複合サイクル試験の結果と相当年数の読み方は、採用している表面処理の種類によって大きく変わります。この点を理解していないと、試験結果を正しく製品設計にフィードバックできません。
亜鉛めっき(電気めっき・溶融めっき)
亜鉛めっきは犠牲防食メカニズムにより、素地鉄が露出してもすぐには赤錆が発生しません。複合サイクル試験では「白錆(亜鉛の腐食)」が発生してから「赤錆(素地鉄の腐食)」に至るまでの時間が評価の焦点になります。電気亜鉛めっき(代表的な厚さ:8〜12µm)の場合、JASO M609で500サイクル(約5年相当)での赤錆発生が一般的な合否ラインとして用いられることが多いです。

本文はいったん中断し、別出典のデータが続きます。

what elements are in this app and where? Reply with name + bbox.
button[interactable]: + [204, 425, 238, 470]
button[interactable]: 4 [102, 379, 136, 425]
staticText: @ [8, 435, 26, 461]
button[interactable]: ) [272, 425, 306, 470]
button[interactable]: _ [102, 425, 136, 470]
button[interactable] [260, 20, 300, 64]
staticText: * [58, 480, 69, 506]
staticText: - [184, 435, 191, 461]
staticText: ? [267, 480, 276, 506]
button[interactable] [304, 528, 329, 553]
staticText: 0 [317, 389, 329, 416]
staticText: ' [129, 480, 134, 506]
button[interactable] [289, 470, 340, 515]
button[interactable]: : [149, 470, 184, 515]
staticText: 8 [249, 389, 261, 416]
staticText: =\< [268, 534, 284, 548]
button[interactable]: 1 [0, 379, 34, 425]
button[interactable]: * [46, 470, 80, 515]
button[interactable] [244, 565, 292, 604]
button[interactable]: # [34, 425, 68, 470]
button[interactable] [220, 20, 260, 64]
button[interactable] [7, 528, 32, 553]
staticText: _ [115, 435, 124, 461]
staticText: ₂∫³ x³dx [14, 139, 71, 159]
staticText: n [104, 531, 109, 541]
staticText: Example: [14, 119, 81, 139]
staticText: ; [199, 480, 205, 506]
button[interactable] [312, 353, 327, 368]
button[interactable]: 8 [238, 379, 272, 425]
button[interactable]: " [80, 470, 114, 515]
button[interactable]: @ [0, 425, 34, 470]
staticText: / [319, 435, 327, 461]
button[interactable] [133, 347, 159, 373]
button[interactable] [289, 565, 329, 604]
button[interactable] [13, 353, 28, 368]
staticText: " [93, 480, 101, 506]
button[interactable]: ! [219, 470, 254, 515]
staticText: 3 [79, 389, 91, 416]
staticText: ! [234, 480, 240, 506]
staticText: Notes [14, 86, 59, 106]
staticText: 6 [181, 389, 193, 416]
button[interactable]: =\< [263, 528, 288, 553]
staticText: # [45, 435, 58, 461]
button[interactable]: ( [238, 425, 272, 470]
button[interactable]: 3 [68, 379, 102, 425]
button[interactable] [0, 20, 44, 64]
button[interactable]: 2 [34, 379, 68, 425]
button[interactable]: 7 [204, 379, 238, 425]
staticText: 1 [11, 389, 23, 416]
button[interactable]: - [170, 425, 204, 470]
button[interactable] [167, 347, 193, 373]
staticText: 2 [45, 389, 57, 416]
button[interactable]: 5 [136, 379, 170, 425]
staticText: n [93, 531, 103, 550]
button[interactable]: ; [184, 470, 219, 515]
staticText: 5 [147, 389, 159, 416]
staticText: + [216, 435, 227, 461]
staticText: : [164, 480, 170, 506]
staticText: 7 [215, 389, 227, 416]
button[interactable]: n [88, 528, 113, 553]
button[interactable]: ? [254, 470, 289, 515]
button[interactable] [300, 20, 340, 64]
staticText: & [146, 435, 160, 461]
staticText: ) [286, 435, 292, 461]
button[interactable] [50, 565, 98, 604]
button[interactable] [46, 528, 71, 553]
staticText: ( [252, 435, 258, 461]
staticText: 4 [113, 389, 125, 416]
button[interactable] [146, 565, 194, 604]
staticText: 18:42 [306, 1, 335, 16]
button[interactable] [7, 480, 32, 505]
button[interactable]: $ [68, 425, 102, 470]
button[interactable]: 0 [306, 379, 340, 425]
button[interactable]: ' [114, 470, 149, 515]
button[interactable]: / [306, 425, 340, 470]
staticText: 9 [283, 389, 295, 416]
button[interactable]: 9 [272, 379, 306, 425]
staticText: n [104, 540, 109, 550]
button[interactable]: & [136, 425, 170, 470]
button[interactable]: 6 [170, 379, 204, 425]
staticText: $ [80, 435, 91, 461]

溶融亜鉛めっきは皮膜が50µm以上と厚く、同環境で5〜7倍の耐食寿命を示すことが多い。
三価クロメート・六価クロメート処理(後処理)
亜鉛めっき後のクロメート処理は耐食性を大幅に向上させます。三価クロメートと六価クロメートの差は、複合サイクル試験でも明確に現れます。六価クロメート(現在はRoHS指令により規制対象)は優れた自己修復機能(クロメート被膜の再溶解・再析出)を持つため、試験での耐久性が高い傾向がありました。三価クロメートは環境対応品ですが、自己修復性が弱く、クロスカット試験でのさび進行が速くなることがあります。
電着塗装(カチオン電着)+化成処理
自動車ボディや産業機器のフレームに多用されるカチオン電着塗装は、リン酸亜鉛化成処理との組み合わせで高い耐食性を発揮します。複合サイクル試験では塗膜のふくれ幅(カットからの剥離幅)が評価指標になります。塗膜厚が15〜20µmの標準的な電着塗装では、JASO M609で800〜1000サイクル(約7〜10年相当)での評価が一般的です。塗膜が薄い箇所(エッジ・穴周辺)での腐食進行が先行するため、試験体の形状設計も重要です。これだけは覚えておけばOKです。
無電解ニッケルめっき・硬質クロムめっき
これらは主に耐摩耗性を目的とした皮膜ですが、腐食環境での使用も多くあります。硬質クロムは微細なクラックを内在する場合があり、クラック部からの局部腐食が複合サイクル試験で早期に進行することがあります。無電解ニッケルは均一析出性が高く、複雑形状部品でも安定した耐食性を示す傾向があります。